Cuando yo era chaval, en aquellos tiempos en los que la ley en la escuela la marcaba la sentencia «la letra con sangre entra», lo peor que te podía pasar no era que el maestro te regañara o atizara, sino que ibas a casa y volvías a recibir otra reprimenda, cuando no una bofetada, entonces una ‘herramienta didáctica’.
La autoridad del profesor no se cuestionaba; si te había castigado, era, sin lugar a discusión, porque algo habías hecho. Pero aquello, como dicen mis hijas, es «prehistoria». Hoy si un maestro riñe fuerte a un alumno –afortunadamente, ya a ninguno se le ocurre ponerle la mano encima a un niño–, lo más probable es que reciba la visita de los padres del menor pidiéndole explicaciones.

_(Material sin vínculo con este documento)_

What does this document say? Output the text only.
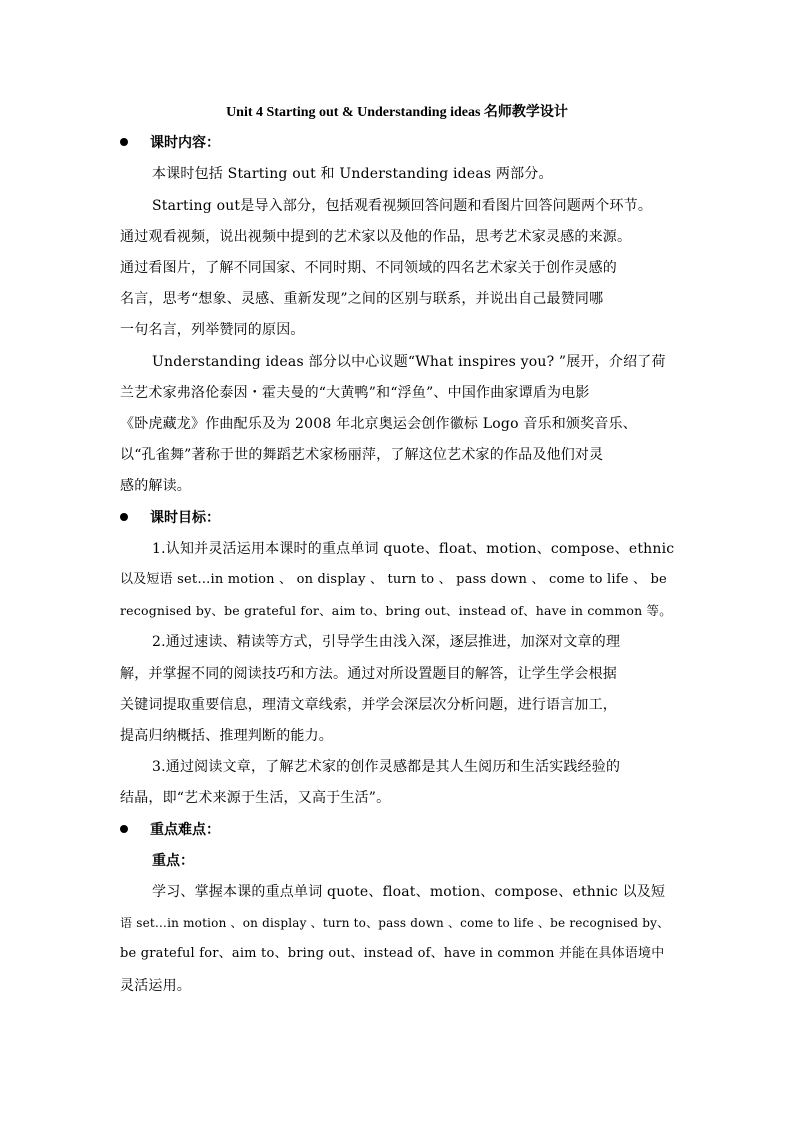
Unit 4 Starting out & Understanding ideas 名师教学设计
课时内容：
本课时包括 Starting out 和 Understanding ideas 两部分。
Starting out是导入部分，包括观看视频回答问题和看图片回答问题两个环节。
通过观看视频，说出视频中提到的艺术家以及他的作品，思考艺术家灵感的来源。
通过看图片，了解不同国家、不同时期、不同领域的四名艺术家关于创作灵感的
名言，思考“想象、灵感、重新发现”之间的区别与联系，并说出自己最赞同哪
一句名言，列举赞同的原因。
Understanding ideas 部分以中心议题“What inspires you? ”展开，介绍了荷
兰艺术家弗洛伦泰因・霍夫曼的“大黄鸭”和“浮鱼”、中国作曲家谭盾为电影
《卧虎藏龙》作曲配乐及为 2008 年北京奥运会创作徽标 Logo 音乐和颁奖音乐、
以“孔雀舞”著称于世的舞蹈艺术家杨丽萍，了解这位艺术家的作品及他们对灵
感的解读。
课时目标：
1.认知并灵活运用本课时的重点单词 quote、float、motion、compose、ethnic
以及短语 set…in motion 、 on display 、 turn to 、 pass down 、 come to life 、 be
recognised by、be grateful for、aim to、bring out、instead of、have in common 等。
2.通过速读、精读等方式，引导学生由浅入深，逐层推进，加深对文章的理
解，并掌握不同的阅读技巧和方法。通过对所设置题目的解答，让学生学会根据
关键词提取重要信息，理清文章线索，并学会深层次分析问题，进行语言加工，
提高归纳概括、推理判断的能力。
3.通过阅读文章，了解艺术家的创作灵感都是其人生阅历和生活实践经验的
结晶，即“艺术来源于生活，又高于生活”。
重点难点：
重点：
学习、掌握本课的重点单词 quote、float、motion、compose、ethnic 以及短
语 set…in motion 、on display 、turn to、pass down 、come to life 、be recognised by、
be grateful for、aim to、bring out、instead of、have in common 并能在具体语境中
灵活运用。
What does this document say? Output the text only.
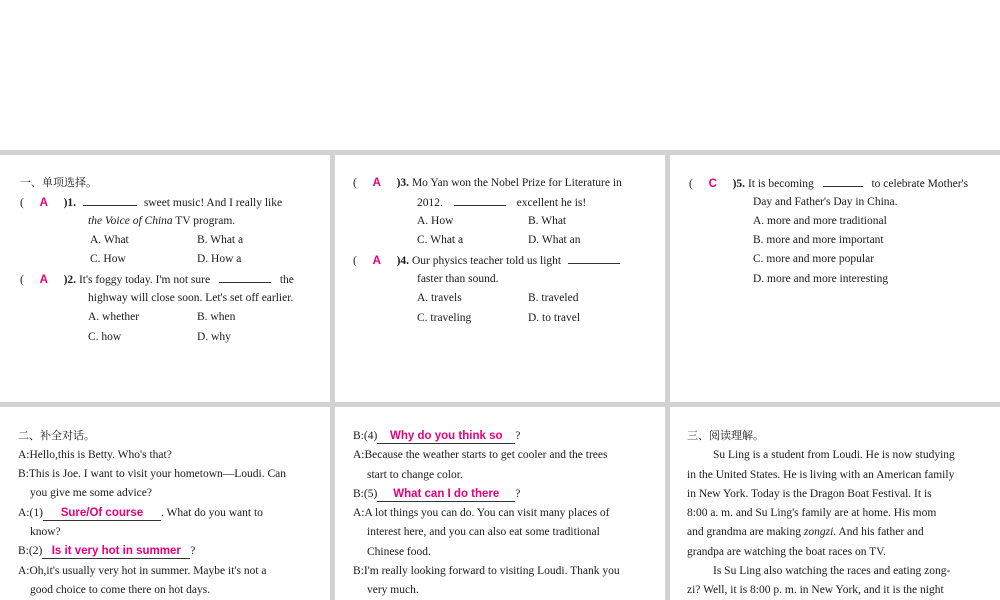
一、单项选择。
( A )1.	sweet music! And I really like
the Voice of China TV program.
A. What	B. What a
C. How	D. How a
( A )2. It's foggy today. I'm not sure	the
highway will close soon. Let's set off earlier.
A. whether	B. when
C. how	D. why
( A )3. Mo Yan won the Nobel Prize for Literature in
2012.	excellent he is!
A. How	B. What
C. What a	D. What an
( A )4. Our physics teacher told us light
faster than sound.
A. travels	B. traveled
C. traveling	D. to travel
( C )5. It is becoming	to celebrate Mother's
Day and Father's Day in China.
A. more and more traditional
B. more and more important
C. more and more popular
D. more and more interesting
二、补全对话。
A:Hello,this is Betty. Who's that?
B:This is Joe. I want to visit your hometown—Loudi. Can
you give me some advice?
A:(1) Sure/Of course . What do you want to
know?
B:(2) Is it very hot in summer ?
A:Oh,it's usually very hot in summer. Maybe it's not a
good choice to come there on hot days.
B:(4) Why do you think so ?
A:Because the weather starts to get cooler and the trees
start to change color.
B:(5) What can I do there ?
A:A lot things you can do. You can visit many places of
interest here, and you can also eat some traditional
Chinese food.
B:I'm really looking forward to visiting Loudi. Thank you
very much.
三、阅读理解。
Su Ling is a student from Loudi. He is now studying
in the United States. He is living with an American family
in New York. Today is the Dragon Boat Festival. It is
8:00 a. m. and Su Ling's family are at home. His mom
and grandma are making zongzi. And his father and
grandpa are watching the boat races on TV.
Is Su Ling also watching the races and eating zong-
zi? Well, it is 8:00 p. m. in New York, and it is the night
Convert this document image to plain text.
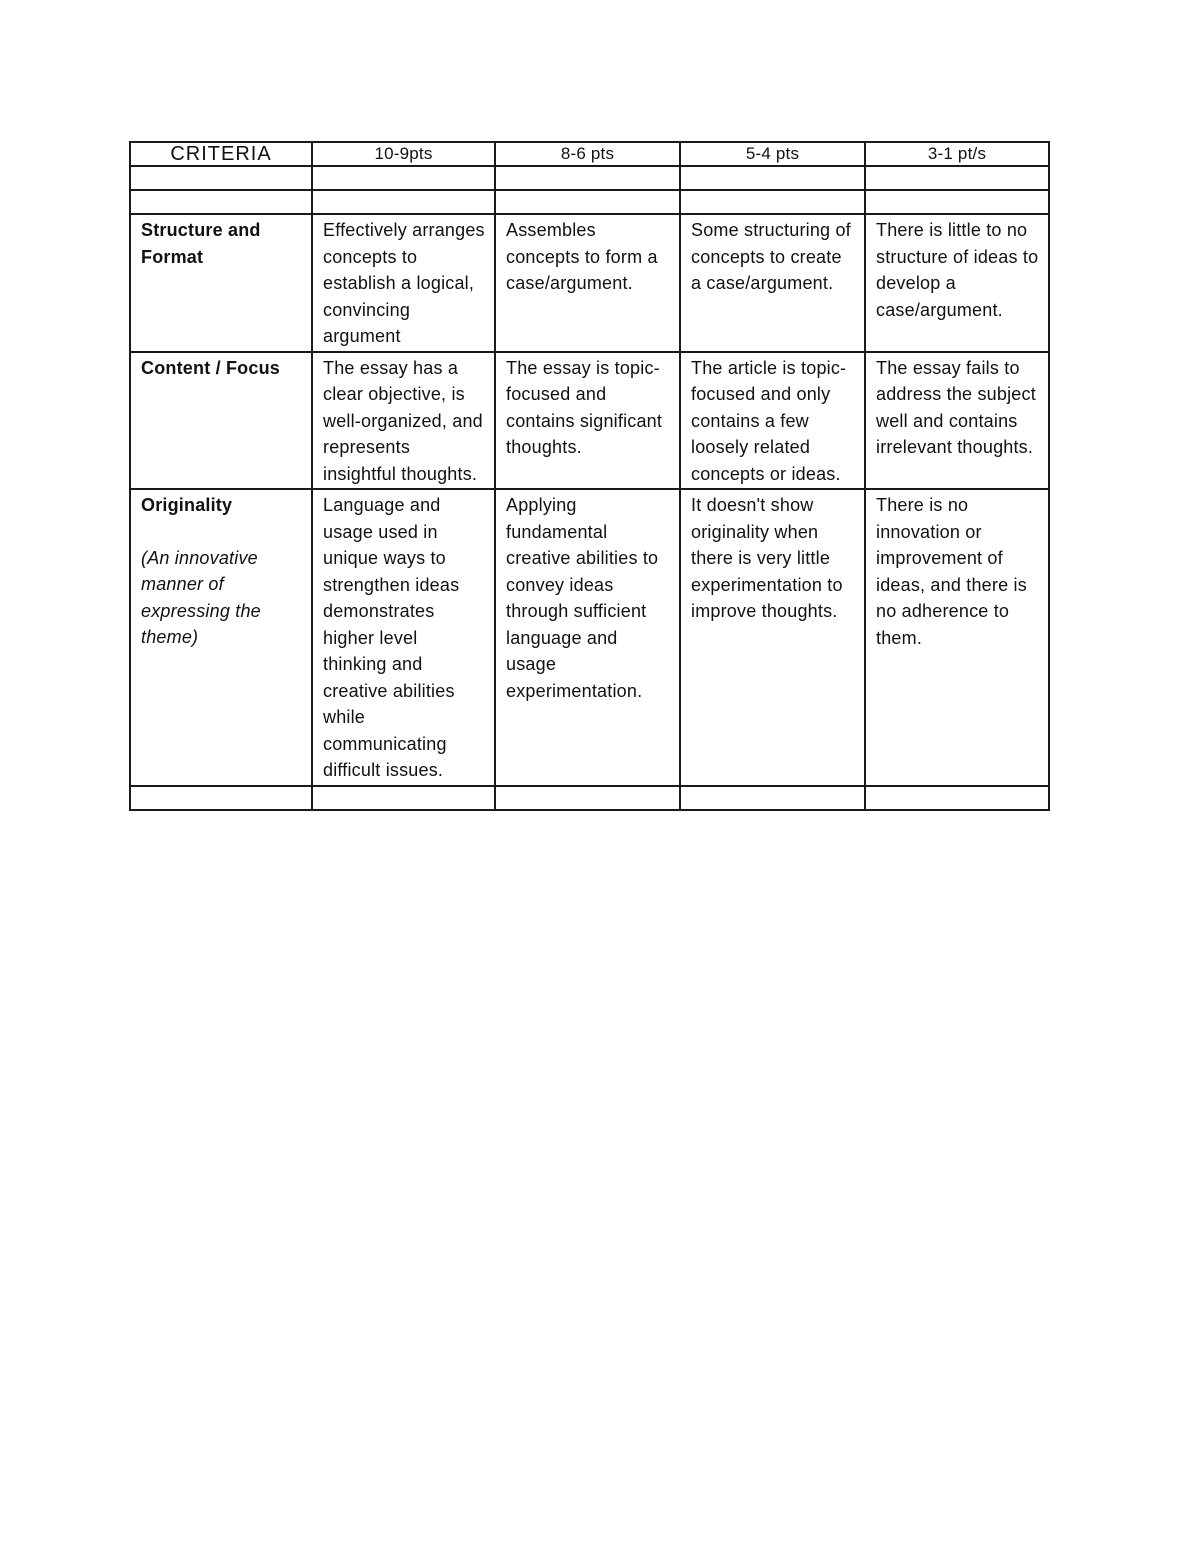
CRITERIA	10-9pts	8-6 pts	5-4 pts	3-1 pt/s

Structure and Format	Effectively arranges concepts to establish a logical, convincing argument	Assembles concepts to form a case/argument.	Some structuring of concepts to create a case/argument.	There is little to no structure of ideas to develop a case/argument.

Content / Focus	The essay has a clear objective, is well-organized, and represents insightful thoughts.	The essay is topic-focused and contains significant thoughts.	The article is topic-focused and only contains a few loosely related concepts or ideas.	The essay fails to address the subject well and contains irrelevant thoughts.

Originality
(An innovative manner of expressing the theme)	Language and usage used in unique ways to strengthen ideas demonstrates higher level thinking and creative abilities while communicating difficult issues.	Applying fundamental creative abilities to convey ideas through sufficient language and usage experimentation.	It doesn't show originality when there is very little experimentation to improve thoughts.	There is no innovation or improvement of ideas, and there is no adherence to them.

O algo más. Como ese padre y ese abuelo condenados a 18 y 6 meses de prisión, respectivamente, por haber coaccionado y amenazado a un profesor de un colegio público de Pamplona que agarró por el brazo al menor.
No es un hecho aislado. Seis de cada diez profesores de centros públicos de Catalunya aseguran haber sido víctimas de algún tipo de agresión física o verbal por parte de alumnos y el 30% ha sufrido alguna agresión por parte de los familiares de los menores.
Me comentaba un amigo psicólogo que este cambio tiene mucho que ver con ese sentimiento de culpabilidad que tienen muchos padres por no poder prestar a sus hijos toda la atención que desearían, lo que les lleva a sobreprotegerlos y a defenderlos a toda costa sin pararse si quiera a ver si tienen razón.
No lo sé, en todo caso, coincido con él cuando apunta que esta pérdida de autoridad de los maestros tiene mucho que ver con algunos de los problemas de conducta que hoy apreciamos en muchos niños y adolescentes. Hemos pasado del todo a la nada sin hallar un término medio. Y eso nunca es bueno.